Esta situação pressiona as empresas que subsistem a se reestruturarem e modernizarem. O que significa introduzir mais tecnologia e, portanto, diminuir drasticamente a componente humana. Existe uma clara correspondência entre a produtividade e a redução do número de trabalhadores. As fábricas mais produtivas são geralmente as que empregam menos gente.

Quando Passos Coelho diz que a austeridade vai gerar empresas mais competitivas e inovadoras e, com isso, criar mais empregos, está a ver mal. Não vai. O número de empregos criados pelas empresas modernas será sempre muito inferior ao número de desempregos que a economia arcaica vai provocando.

Por outro lado, as chamadas "políticas de emprego", defendidas por todos e sobretudo pela esquerda, mais não são do que subsídios de desemprego mascarados. Nuns casos na forma de injeções de liquidez nas empresas, noutros enquanto senhas de formação. Sendo certo que a formação é a única coisa que pode "salvar" uma pessoa do verdadeiro tsunami civilizacional que estamos a viver, o que é oferecido pelo estado e pelas empresas do ramo é invariavelmente mal concebido e inútil. A formação assente num modelo de repetição e especialização depressa se vê ultrapassada pela evolução vertiginosa das tecnologias e do conhecimento. Porque, convenhamos, o trabalho repetitivo pode sempre ser substituído com vantagem por uma máquina. No campo da atividade produtiva vamos assim tendo, de um lado, uma elite que controla os meios tecnológicos de produção, e, do outro, enormes massas de biscateiros precários.

Em suma, insistir no modelo do crescimento constante e do pleno emprego é perder tempo. E é enganar as pessoas. Melhor seria começar a pensar seriamente na sociedade sem trabalho assalariado para a qual vamos caminhando. É que há muitas ideias.

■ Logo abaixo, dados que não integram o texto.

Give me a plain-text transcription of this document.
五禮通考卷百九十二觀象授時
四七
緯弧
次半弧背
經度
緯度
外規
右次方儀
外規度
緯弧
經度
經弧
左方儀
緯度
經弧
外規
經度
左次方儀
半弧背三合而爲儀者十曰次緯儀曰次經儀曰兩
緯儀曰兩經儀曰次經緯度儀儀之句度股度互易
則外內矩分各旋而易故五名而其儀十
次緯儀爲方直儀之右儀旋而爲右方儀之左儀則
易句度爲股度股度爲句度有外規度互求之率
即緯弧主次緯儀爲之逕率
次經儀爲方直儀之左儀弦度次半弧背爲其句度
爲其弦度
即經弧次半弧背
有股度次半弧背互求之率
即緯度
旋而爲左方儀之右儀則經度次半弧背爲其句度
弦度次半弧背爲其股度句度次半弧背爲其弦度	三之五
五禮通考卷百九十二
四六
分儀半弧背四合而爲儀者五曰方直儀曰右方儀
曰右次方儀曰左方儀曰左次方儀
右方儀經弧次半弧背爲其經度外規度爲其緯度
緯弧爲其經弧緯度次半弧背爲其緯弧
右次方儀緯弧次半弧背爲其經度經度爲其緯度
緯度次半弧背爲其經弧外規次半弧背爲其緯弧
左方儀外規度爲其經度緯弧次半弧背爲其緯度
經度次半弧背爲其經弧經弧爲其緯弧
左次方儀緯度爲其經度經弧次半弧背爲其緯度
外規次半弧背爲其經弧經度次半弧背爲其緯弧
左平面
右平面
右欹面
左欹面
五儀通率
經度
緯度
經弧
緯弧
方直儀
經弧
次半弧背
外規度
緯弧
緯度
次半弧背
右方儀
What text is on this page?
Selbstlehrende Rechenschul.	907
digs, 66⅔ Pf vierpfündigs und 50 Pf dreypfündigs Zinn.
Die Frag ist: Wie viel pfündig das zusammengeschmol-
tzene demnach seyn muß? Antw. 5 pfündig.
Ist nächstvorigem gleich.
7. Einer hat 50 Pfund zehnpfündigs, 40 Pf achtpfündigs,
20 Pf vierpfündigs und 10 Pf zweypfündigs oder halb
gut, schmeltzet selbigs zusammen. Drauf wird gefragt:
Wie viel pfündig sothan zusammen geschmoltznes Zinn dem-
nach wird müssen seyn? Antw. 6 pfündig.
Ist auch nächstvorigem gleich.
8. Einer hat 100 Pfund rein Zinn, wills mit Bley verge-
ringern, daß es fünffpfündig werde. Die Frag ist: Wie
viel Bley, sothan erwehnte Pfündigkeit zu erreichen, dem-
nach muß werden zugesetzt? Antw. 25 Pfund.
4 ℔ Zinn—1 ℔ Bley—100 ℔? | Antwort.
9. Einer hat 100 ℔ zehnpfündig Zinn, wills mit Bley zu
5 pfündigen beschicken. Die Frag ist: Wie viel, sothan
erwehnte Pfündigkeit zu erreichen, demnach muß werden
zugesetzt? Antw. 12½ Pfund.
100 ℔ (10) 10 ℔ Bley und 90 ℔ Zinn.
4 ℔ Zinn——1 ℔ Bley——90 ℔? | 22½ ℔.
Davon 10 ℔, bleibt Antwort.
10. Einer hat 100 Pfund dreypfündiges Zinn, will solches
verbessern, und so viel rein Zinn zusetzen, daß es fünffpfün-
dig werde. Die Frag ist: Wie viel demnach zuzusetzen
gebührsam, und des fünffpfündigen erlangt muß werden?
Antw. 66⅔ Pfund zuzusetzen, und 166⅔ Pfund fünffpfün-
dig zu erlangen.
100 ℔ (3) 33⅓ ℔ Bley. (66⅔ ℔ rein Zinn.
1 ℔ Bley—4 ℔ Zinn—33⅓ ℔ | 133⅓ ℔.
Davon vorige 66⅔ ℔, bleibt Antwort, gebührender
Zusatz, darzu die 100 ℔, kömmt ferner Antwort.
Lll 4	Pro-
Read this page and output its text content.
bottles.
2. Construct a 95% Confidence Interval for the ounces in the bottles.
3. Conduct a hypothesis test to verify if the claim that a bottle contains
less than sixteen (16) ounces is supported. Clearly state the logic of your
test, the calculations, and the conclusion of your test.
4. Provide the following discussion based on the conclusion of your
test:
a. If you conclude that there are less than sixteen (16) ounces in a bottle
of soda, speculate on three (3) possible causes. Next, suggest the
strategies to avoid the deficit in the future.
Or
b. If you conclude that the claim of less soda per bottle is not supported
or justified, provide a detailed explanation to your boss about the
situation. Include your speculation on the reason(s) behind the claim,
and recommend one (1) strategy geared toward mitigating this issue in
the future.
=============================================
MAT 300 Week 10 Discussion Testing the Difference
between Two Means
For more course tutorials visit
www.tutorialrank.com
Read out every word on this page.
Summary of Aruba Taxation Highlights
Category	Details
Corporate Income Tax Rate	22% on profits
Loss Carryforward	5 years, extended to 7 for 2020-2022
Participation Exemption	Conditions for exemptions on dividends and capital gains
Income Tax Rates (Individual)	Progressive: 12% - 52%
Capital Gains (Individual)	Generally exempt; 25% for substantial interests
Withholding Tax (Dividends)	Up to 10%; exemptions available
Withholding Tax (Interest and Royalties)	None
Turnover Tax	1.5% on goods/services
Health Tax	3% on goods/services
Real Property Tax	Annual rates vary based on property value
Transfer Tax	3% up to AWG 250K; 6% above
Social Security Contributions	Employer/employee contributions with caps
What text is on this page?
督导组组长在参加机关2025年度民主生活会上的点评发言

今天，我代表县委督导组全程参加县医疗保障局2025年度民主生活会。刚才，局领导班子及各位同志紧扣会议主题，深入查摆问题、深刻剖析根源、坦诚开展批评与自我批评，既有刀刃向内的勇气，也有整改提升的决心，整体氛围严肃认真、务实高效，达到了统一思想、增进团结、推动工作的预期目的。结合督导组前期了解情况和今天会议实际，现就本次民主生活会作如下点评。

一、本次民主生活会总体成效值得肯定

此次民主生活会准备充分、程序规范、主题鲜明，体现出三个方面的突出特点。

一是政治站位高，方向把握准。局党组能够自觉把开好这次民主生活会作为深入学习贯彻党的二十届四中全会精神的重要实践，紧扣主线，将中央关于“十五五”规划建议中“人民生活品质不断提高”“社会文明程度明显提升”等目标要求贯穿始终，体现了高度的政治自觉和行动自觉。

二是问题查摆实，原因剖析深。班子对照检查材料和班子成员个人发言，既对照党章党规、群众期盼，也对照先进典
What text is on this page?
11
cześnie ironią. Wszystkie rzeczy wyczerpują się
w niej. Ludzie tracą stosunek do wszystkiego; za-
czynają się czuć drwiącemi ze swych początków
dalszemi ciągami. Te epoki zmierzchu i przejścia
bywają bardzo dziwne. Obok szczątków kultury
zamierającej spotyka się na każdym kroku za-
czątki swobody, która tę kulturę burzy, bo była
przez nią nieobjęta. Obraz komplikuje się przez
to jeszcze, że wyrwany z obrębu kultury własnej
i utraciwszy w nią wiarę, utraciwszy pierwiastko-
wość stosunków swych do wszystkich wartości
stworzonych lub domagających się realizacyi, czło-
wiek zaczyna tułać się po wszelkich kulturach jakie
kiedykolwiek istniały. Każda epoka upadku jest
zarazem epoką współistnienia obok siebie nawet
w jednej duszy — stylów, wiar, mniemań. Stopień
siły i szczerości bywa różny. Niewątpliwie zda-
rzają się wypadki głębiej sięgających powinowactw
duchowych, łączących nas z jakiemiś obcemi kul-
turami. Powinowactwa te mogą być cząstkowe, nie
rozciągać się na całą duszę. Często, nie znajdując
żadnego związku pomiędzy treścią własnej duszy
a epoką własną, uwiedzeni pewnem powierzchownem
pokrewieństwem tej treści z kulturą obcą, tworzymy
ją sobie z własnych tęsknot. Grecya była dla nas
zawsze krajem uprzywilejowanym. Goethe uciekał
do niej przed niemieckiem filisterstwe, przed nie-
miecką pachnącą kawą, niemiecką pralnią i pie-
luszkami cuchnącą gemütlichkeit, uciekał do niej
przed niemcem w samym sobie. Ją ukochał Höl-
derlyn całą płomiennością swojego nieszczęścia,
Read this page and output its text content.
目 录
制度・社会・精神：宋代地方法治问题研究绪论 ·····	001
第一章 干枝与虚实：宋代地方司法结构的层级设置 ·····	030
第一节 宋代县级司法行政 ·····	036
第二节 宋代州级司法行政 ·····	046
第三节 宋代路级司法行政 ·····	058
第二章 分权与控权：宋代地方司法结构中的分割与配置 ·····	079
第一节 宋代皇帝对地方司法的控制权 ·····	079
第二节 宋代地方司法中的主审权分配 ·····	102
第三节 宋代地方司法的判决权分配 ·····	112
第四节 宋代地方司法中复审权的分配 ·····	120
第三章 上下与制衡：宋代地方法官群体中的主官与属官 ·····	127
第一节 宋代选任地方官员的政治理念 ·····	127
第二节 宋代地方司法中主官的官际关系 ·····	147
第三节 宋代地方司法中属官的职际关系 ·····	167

Desde uma melhor distribuição da riqueza, que urge, a novas ocupações fazendo uso das tecnologias avançadas, a um investimento massivo na ciência e na cultura ou, o que também não está mal visto, irmos todos de férias para a vida e deixar os robôs a trabalhar, como sugere Marshal Brian.



Este artigo de opinião foi escrito em conformidade com o novo Acordo Ortográfico.